Роберт Луис Стивенсон, родившийся ровно 160 лет назад (13 ноября 1850 года) в Эдинбурге, написал много выдающихся сочинений в разных жанрах и успел посетовать, что все его прочие книги затмил дебютный роман «Остров сокровищ», в самом деле замечательный. Вот думаю, обиделся бы он или обрадовался, случись узнать, что самой знаменитой его книгой в ХХ веке стала крошечная повесть «Странная история доктора Джекила и мистера Хайда»? Три десятка экранизаций и сценических версий, бесчисленные толкования, мечта лучших актеров, символ английской неоготики: самая страшная повесть викторианской Британии, оказавшаяся во многих отношениях пророческой. Современники ничего не поняли.

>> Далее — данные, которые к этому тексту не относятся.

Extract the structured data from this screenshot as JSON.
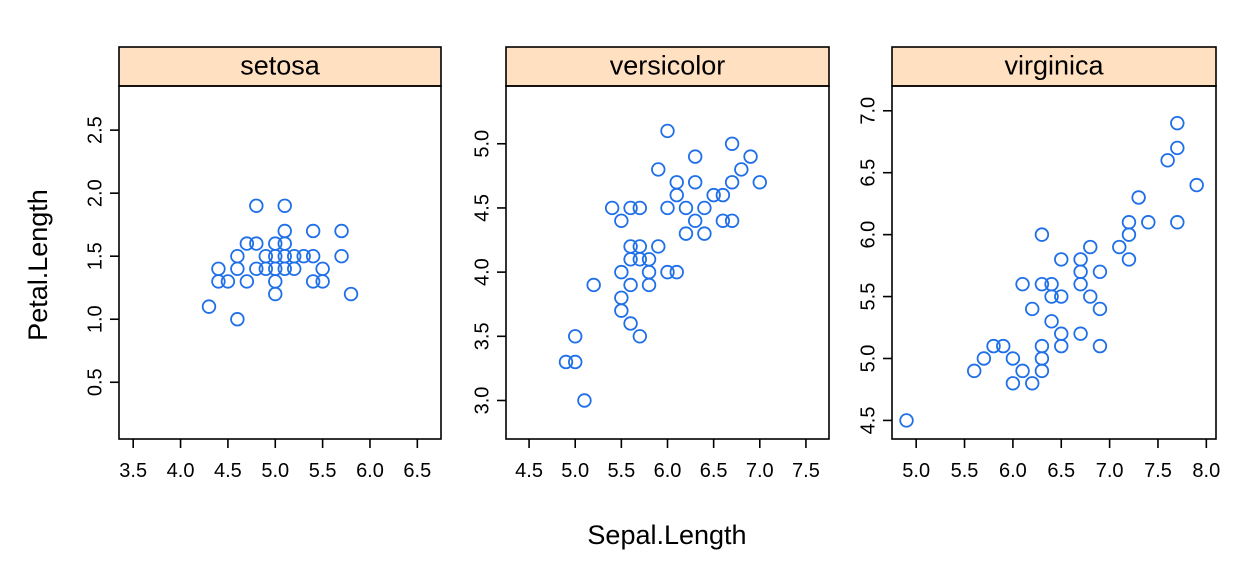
{
  "chart_data": {
    "type": "scatter",
    "xlabel": "Sepal.Length",
    "ylabel": "Petal.Length",
    "point_color": "#1f6fe8",
    "strip_color": "#ffe0c0",
    "panels": [
      {
        "name": "setosa",
        "xlim": [
          3.35,
          6.75
        ],
        "ylim": [
          0.05,
          2.85
        ],
        "xticks": [
          "3.5",
          "4.0",
          "4.5",
          "5.0",
          "5.5",
          "6.0",
          "6.5"
        ],
        "yticks": [
          "0.5",
          "1.0",
          "1.5",
          "2.0",
          "2.5"
        ],
        "points": [
          [
            4.3,
            1.1
          ],
          [
            4.4,
            1.4
          ],
          [
            4.4,
            1.3
          ],
          [
            4.5,
            1.3
          ],
          [
            4.6,
            1.0
          ],
          [
            4.6,
            1.4
          ],
          [
            4.6,
            1.5
          ],
          [
            4.7,
            1.6
          ],
          [
            4.7,
            1.3
          ],
          [
            4.8,
            1.9
          ],
          [
            4.8,
            1.6
          ],
          [
            4.8,
            1.4
          ],
          [
            4.9,
            1.5
          ],
          [
            4.9,
            1.4
          ],
          [
            5.0,
            1.6
          ],
          [
            5.0,
            1.5
          ],
          [
            5.0,
            1.4
          ],
          [
            5.0,
            1.3
          ],
          [
            5.0,
            1.2
          ],
          [
            5.1,
            1.9
          ],
          [
            5.1,
            1.7
          ],
          [
            5.1,
            1.6
          ],
          [
            5.1,
            1.5
          ],
          [
            5.1,
            1.4
          ],
          [
            5.2,
            1.5
          ],
          [
            5.2,
            1.4
          ],
          [
            5.3,
            1.5
          ],
          [
            5.4,
            1.7
          ],
          [
            5.4,
            1.5
          ],
          [
            5.4,
            1.3
          ],
          [
            5.5,
            1.4
          ],
          [
            5.5,
            1.3
          ],
          [
            5.7,
            1.7
          ],
          [
            5.7,
            1.5
          ],
          [
            5.8,
            1.2
          ]
        ]
      },
      {
        "name": "versicolor",
        "xlim": [
          4.25,
          7.75
        ],
        "ylim": [
          2.7,
          5.45
        ],
        "xticks": [
          "4.5",
          "5.0",
          "5.5",
          "6.0",
          "6.5",
          "7.0",
          "7.5"
        ],
        "yticks": [
          "3.0",
          "3.5",
          "4.0",
          "4.5",
          "5.0"
        ],
        "points": [
          [
            4.9,
            3.3
          ],
          [
            5.0,
            3.5
          ],
          [
            5.0,
            3.3
          ],
          [
            5.1,
            3.0
          ],
          [
            5.2,
            3.9
          ],
          [
            5.4,
            4.5
          ],
          [
            5.5,
            4.4
          ],
          [
            5.5,
            4.0
          ],
          [
            5.5,
            3.8
          ],
          [
            5.5,
            3.7
          ],
          [
            5.6,
            4.5
          ],
          [
            5.6,
            4.2
          ],
          [
            5.6,
            4.1
          ],
          [
            5.6,
            3.9
          ],
          [
            5.6,
            3.6
          ],
          [
            5.7,
            4.5
          ],
          [
            5.7,
            4.2
          ],
          [
            5.7,
            4.1
          ],
          [
            5.7,
            3.5
          ],
          [
            5.8,
            4.1
          ],
          [
            5.8,
            4.0
          ],
          [
            5.8,
            3.9
          ],
          [
            5.9,
            4.8
          ],
          [
            5.9,
            4.2
          ],
          [
            6.0,
            5.1
          ],
          [
            6.0,
            4.5
          ],
          [
            6.0,
            4.0
          ],
          [
            6.1,
            4.7
          ],
          [
            6.1,
            4.6
          ],
          [
            6.1,
            4.0
          ],
          [
            6.2,
            4.5
          ],
          [
            6.2,
            4.3
          ],
          [
            6.3,
            4.9
          ],
          [
            6.3,
            4.7
          ],
          [
            6.3,
            4.4
          ],
          [
            6.4,
            4.5
          ],
          [
            6.4,
            4.3
          ],
          [
            6.5,
            4.6
          ],
          [
            6.6,
            4.6
          ],
          [
            6.6,
            4.4
          ],
          [
            6.7,
            5.0
          ],
          [
            6.7,
            4.7
          ],
          [
            6.7,
            4.4
          ],
          [
            6.8,
            4.8
          ],
          [
            6.9,
            4.9
          ],
          [
            7.0,
            4.7
          ]
        ]
      },
      {
        "name": "virginica",
        "xlim": [
          4.75,
          8.1
        ],
        "ylim": [
          4.35,
          7.2
        ],
        "xticks": [
          "5.0",
          "5.5",
          "6.0",
          "6.5",
          "7.0",
          "7.5",
          "8.0"
        ],
        "yticks": [
          "4.5",
          "5.0",
          "5.5",
          "6.0",
          "6.5",
          "7.0"
        ],
        "points": [
          [
            4.9,
            4.5
          ],
          [
            5.6,
            4.9
          ],
          [
            5.7,
            5.0
          ],
          [
            5.8,
            5.1
          ],
          [
            5.9,
            5.1
          ],
          [
            6.0,
            5.0
          ],
          [
            6.0,
            4.8
          ],
          [
            6.1,
            5.6
          ],
          [
            6.1,
            4.9
          ],
          [
            6.2,
            5.4
          ],
          [
            6.2,
            4.8
          ],
          [
            6.3,
            6.0
          ],
          [
            6.3,
            5.6
          ],
          [
            6.3,
            5.1
          ],
          [
            6.3,
            5.0
          ],
          [
            6.3,
            4.9
          ],
          [
            6.4,
            5.6
          ],
          [
            6.4,
            5.5
          ],
          [
            6.4,
            5.3
          ],
          [
            6.5,
            5.8
          ],
          [
            6.5,
            5.5
          ],
          [
            6.5,
            5.2
          ],
          [
            6.5,
            5.1
          ],
          [
            6.7,
            5.8
          ],
          [
            6.7,
            5.7
          ],
          [
            6.7,
            5.6
          ],
          [
            6.7,
            5.2
          ],
          [
            6.8,
            5.9
          ],
          [
            6.8,
            5.5
          ],
          [
            6.9,
            5.7
          ],
          [
            6.9,
            5.4
          ],
          [
            6.9,
            5.1
          ],
          [
            7.1,
            5.9
          ],
          [
            7.2,
            6.1
          ],
          [
            7.2,
            6.0
          ],
          [
            7.2,
            5.8
          ],
          [
            7.3,
            6.3
          ],
          [
            7.4,
            6.1
          ],
          [
            7.6,
            6.6
          ],
          [
            7.7,
            6.9
          ],
          [
            7.7,
            6.7
          ],
          [
            7.7,
            6.1
          ],
          [
            7.9,
            6.4
          ]
        ]
      }
    ]
  }
}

Это в самом деле странная фантазия, больше похожая на кошмарный сон: добрый и умный доктор Джекил с детства замечал у себя внезапные приступы злобы и похоти. Его страстно занимала мечта избавиться от пороков — и наконец он изобрел снадобье, позволявшее раскрепостить дремавшее в нем зло. Приняв его, добрый Джекил превращался в омерзительного Хайда (от английского hyde — прятать), и гениальной догадкой Стивенсона было то, что Хайд очень сильно отличался от Джекила внешне. В экранизациях режиссеру вечно приходилось отвечать на философский вопрос: доверять ли обе роли одному актеру. Думается, правы были те (и наш Александр Орлов в том числе), кто настаивал на принципиальной разнородности Джекила и Хайда, на абсолютном раздвоении личности. В нашей картине 1985 года Джекила играл Смоктуновский, Хайда — Александр Феклистов, и это правильно, по-стивенсоновски. Хайд вызывает у всех, кто его видит, омерзение — при том что никаких внешних уродств в нем нет. Просто он чистое, беспримесное зло, без единого проблеска рефлексии. Стивенсон наделил его неукротимой похотью и страшной физической силой. Ибо зло, избавленное от химеры совести, в самом деле на многое способно.